WILMINGTON, Del. -- The mother of a man in a wheelchair who was killed by police officers last week was arrested and charged with assault and threatening the woman she believed placed a 911 call to police telling them he had shot himself.

Phyllis McDole, 48, of Wilmington, surrendered to city police Monday and was released on $10,000 bail.

She was charged with second-degree burglary, terroristic threatening, third-degree assault and third-degree conspiracy.

McDole, accompanied by five unidentified people, three women and two men, allegedly went to the woman’s home on Friday between 7:30 and 8 p.m., punching and threatening the woman as she answered the front door.

Part of 911 tape released in wheelchair shooting

According to court documents, as McDole punched the resident, she said, “B----, you got my son killed. You are the one that called the cops. You got my son shot and you gonna die like my son died.”

Police said the victim who was assaulted was not the woman that made the 911 call on the day McDole’s son was shot. The woman suffered two black eyes, a small scratch and swelling on her hand and a cut on her lip.
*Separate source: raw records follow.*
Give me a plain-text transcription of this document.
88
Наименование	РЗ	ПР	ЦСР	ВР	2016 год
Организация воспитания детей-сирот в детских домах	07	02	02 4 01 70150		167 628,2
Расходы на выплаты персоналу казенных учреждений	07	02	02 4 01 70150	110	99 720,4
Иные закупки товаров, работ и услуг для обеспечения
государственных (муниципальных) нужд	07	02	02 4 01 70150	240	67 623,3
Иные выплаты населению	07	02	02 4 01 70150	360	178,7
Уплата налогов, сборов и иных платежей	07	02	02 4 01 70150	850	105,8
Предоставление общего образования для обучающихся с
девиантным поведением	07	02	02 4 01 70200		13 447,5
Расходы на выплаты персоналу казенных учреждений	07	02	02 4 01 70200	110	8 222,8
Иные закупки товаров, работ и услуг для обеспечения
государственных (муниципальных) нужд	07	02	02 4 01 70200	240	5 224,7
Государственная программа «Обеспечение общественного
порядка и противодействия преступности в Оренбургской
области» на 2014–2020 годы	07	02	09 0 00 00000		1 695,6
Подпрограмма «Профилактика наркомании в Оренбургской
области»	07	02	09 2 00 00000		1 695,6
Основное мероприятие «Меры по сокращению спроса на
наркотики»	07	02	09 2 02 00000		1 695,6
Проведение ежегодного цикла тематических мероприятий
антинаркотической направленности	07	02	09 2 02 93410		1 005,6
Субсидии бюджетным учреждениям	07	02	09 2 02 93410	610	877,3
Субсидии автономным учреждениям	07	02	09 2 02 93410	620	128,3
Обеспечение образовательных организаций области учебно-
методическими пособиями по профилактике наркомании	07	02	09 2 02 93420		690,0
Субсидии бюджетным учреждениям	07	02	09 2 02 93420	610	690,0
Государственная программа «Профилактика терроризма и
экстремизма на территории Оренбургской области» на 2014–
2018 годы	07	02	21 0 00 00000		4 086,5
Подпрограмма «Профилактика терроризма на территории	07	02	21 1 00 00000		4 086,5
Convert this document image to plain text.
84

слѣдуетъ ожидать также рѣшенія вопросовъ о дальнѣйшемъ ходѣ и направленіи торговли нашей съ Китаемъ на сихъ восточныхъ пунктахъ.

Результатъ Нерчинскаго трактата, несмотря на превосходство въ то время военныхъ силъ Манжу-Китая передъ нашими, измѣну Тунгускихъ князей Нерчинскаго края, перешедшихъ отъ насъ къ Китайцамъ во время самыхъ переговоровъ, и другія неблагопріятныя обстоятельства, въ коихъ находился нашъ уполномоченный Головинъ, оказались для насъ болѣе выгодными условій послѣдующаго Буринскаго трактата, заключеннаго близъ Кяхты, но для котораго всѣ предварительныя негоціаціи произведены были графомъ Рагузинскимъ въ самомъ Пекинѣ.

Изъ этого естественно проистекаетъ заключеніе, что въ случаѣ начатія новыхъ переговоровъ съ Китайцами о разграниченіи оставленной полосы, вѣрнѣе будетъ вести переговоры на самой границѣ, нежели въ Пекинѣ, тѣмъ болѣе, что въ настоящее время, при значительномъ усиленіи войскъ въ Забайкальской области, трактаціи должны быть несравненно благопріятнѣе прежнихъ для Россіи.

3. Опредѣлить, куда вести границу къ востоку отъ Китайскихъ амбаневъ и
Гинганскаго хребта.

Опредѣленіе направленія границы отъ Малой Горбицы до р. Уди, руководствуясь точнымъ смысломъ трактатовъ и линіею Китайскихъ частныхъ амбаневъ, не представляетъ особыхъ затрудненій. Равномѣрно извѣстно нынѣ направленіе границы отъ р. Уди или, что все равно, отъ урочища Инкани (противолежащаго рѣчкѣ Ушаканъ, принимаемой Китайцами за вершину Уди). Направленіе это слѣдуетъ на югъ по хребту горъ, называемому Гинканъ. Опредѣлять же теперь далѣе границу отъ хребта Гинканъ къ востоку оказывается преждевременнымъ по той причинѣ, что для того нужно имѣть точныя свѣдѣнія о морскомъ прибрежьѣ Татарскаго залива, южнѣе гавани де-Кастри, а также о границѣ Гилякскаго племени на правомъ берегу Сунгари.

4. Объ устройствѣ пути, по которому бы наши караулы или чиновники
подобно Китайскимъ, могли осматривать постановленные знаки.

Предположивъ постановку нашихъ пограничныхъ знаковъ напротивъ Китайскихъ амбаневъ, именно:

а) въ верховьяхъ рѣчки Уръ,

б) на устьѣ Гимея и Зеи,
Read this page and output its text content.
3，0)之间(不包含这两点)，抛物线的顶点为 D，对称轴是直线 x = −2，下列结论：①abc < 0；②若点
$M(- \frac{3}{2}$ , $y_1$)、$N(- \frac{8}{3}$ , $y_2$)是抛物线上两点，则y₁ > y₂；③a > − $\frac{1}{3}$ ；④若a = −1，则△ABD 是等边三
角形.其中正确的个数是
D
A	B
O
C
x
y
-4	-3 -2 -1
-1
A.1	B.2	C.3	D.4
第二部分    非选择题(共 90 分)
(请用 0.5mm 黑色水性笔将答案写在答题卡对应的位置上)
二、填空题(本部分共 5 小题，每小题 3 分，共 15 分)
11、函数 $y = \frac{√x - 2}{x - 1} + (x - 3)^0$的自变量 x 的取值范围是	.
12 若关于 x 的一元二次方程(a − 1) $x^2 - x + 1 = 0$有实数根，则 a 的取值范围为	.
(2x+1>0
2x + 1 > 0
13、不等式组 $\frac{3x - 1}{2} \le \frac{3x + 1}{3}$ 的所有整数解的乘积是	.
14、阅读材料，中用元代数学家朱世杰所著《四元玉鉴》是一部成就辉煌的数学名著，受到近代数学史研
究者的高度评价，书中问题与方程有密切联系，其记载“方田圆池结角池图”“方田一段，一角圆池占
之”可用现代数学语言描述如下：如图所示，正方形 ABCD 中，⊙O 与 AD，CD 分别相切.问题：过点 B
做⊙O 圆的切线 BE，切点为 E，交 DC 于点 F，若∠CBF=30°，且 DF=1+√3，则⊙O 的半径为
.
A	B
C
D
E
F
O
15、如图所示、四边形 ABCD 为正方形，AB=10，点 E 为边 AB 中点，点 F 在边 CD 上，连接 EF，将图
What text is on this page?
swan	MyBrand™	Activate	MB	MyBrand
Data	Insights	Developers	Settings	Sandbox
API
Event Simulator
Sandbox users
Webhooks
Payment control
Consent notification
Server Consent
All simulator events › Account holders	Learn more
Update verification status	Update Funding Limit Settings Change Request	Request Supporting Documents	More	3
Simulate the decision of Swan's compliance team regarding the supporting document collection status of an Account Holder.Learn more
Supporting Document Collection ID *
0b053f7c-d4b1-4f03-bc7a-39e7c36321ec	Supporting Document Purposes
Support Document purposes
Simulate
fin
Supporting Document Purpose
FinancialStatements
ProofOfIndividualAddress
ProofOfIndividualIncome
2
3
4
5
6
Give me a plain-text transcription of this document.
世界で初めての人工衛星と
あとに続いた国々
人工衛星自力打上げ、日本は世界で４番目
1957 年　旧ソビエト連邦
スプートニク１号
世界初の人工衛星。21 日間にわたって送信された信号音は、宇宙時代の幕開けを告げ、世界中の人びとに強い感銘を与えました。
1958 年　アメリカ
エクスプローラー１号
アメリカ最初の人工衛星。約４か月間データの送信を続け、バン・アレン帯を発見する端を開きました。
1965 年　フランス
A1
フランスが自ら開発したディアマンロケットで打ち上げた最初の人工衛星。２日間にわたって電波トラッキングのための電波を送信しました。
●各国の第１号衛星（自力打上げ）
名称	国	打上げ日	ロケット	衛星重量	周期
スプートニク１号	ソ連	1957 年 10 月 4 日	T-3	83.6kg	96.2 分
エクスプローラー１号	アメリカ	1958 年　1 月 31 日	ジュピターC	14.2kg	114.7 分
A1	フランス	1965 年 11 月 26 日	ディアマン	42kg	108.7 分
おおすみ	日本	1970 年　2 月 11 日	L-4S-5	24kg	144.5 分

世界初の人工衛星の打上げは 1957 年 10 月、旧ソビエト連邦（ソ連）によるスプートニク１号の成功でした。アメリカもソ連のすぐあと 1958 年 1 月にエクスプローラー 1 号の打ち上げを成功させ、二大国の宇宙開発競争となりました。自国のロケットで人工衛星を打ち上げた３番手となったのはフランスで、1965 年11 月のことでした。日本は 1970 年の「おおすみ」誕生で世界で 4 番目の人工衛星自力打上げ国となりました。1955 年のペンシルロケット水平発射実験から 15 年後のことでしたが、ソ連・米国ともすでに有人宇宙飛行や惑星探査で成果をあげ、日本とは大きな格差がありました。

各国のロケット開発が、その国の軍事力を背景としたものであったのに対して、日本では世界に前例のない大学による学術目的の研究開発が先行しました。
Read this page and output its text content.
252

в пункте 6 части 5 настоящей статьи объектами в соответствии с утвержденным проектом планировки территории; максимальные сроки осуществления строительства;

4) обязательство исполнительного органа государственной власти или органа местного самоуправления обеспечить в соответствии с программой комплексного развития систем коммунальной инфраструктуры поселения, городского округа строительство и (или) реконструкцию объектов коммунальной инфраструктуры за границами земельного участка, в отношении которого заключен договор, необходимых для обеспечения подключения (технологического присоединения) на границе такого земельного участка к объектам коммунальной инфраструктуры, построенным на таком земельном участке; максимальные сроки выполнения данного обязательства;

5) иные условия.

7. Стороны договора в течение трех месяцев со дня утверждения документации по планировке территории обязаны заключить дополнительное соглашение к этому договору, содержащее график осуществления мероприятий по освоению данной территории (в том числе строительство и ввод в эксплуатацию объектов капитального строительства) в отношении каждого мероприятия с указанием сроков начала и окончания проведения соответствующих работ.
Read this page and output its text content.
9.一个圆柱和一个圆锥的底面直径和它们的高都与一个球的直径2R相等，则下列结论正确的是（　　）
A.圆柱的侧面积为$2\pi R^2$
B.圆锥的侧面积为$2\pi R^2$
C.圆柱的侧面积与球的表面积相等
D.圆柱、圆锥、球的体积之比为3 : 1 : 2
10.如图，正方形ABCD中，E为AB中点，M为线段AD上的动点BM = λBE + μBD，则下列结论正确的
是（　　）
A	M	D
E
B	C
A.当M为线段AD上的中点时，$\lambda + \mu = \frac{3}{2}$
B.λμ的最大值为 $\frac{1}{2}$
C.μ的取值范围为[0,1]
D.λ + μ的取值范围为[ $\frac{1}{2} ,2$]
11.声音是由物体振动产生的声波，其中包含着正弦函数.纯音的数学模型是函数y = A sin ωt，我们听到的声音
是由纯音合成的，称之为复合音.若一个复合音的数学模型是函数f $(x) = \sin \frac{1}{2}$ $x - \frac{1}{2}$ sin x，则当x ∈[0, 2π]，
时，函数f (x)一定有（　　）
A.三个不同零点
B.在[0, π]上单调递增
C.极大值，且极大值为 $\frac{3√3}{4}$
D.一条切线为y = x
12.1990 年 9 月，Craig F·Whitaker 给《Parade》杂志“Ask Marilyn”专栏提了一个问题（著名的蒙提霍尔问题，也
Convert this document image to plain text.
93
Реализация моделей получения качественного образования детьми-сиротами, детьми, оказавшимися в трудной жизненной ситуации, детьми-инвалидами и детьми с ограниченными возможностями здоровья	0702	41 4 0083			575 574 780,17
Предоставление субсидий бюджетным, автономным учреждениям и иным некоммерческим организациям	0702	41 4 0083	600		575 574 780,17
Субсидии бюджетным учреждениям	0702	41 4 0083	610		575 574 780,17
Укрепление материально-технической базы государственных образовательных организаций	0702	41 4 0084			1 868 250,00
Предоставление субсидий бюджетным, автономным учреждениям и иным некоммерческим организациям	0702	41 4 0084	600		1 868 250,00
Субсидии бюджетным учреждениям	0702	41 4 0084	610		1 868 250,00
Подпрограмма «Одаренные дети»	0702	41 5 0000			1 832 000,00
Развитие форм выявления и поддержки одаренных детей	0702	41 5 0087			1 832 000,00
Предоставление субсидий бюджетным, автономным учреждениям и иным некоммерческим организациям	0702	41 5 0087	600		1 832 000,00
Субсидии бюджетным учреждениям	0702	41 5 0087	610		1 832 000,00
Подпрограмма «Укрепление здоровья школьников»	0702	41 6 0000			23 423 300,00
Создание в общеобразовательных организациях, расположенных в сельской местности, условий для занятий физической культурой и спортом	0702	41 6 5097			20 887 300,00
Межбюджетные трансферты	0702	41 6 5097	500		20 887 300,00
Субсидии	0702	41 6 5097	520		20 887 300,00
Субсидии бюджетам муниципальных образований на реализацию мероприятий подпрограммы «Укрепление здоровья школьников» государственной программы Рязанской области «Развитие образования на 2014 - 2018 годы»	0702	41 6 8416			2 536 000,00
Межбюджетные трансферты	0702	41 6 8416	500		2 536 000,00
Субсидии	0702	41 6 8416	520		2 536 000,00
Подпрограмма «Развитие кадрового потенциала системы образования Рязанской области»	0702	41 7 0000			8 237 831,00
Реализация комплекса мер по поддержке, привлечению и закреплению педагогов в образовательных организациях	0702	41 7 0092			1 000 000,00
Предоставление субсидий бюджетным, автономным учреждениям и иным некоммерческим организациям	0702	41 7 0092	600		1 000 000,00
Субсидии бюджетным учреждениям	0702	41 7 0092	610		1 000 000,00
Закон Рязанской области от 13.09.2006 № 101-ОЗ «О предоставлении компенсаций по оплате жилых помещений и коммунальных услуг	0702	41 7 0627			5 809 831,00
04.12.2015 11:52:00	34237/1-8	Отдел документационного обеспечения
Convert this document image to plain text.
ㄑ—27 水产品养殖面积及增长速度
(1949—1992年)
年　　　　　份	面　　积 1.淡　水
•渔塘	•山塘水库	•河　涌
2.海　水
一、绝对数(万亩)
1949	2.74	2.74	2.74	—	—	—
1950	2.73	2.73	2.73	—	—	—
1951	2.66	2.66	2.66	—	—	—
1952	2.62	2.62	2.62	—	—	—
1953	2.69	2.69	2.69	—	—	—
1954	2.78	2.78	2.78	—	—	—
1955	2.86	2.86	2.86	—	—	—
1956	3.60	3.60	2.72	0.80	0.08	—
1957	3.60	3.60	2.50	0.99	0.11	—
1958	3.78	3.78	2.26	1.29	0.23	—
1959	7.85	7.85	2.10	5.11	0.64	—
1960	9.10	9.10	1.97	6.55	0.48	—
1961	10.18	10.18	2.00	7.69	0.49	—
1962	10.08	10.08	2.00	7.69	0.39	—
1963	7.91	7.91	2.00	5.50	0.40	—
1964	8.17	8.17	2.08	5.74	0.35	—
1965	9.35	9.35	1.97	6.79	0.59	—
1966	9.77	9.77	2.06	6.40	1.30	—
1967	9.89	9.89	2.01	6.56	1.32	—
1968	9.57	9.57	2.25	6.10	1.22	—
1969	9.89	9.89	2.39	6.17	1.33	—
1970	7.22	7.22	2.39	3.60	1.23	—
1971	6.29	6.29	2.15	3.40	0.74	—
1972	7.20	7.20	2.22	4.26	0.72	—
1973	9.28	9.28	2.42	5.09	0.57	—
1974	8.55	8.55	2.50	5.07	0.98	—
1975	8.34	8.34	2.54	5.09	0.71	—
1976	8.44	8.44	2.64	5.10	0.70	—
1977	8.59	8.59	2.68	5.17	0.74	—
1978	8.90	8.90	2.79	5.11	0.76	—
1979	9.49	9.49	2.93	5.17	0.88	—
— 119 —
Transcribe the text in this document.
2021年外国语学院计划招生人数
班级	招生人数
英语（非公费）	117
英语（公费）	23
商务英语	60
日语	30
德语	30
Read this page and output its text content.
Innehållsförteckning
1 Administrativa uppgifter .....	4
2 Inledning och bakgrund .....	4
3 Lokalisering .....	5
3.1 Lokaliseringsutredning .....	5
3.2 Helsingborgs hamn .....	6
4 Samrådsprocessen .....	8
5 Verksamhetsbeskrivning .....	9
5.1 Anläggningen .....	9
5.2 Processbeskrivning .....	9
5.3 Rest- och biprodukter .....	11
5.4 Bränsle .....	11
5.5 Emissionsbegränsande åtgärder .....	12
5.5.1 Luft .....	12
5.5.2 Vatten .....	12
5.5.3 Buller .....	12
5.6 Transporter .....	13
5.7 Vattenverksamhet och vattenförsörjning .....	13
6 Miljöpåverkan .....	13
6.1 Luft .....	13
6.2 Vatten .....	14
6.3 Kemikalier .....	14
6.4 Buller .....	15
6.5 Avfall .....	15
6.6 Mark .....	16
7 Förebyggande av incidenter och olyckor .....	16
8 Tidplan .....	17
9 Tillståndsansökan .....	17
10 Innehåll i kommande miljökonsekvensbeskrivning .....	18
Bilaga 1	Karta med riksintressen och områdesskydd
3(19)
The mother of the victim told police that the next day, Saturday morning, people came to the house again and said, “We gonna come back tonight and kill you.” The victim was not at home.

“We afforded her the opportunity to turn herself in,” said Wilmington Police Department spokeswoman Sgt. Andrea Janvier. Assaults on those cooperating with police “will not be tolerated,” Janvier said.

Jeremy “Bam” McDole, 28

Since the day after the shooting, Phyllis McDole has disputed accounts that her son, Jeremy McDole, was armed when he was shot by four police officers on Sept. 23. Phyllis McDole and other family members have pointed to a bystander video of the shooting posted on YouTube, saying a weapon is not visible in the footage.

Police released part of the 911 call late Friday in response to allegations that McDole was not armed.

In the call, a woman, who was not named, can be heard asking for police and an ambulance to respond saying an armed man in a wheelchair had shot himself and still had the gun.

Police responding to the 3 p.m. call found McDole, 28, in the 1800 block of Tulip Street, where they repeatedly told him to put down his weapon and raise his hands, according to Wilmington Police Chief Bobby Cummings.

Mother calls shooting of son by Del. police 'an injustice'

Four officers opened fire after he reached for his waistband, Cummings said, and police later found a .38 caliber gun at Jeremy McDole’s side. McDole, who lived at Hillside Center Nursing Home, was paralyzed from the waist down in a shooting about 10 years earlier.

The people who were with Jeremy McDole at the time of the assault still are sought by police, Janvier said.

Meanwhile, New Castle County Councilman Jea P. Street has called for an independent federal investigation of the shooting by the U.S. Attorney General’s Office and the FBI. The state Justice Department’s Office of Civil Rights and Public Trust is investigating the shooting, which is policy any time a police officer fires a weapon that injures or kills someone. The Wilmington Police Department is also investigating the incident.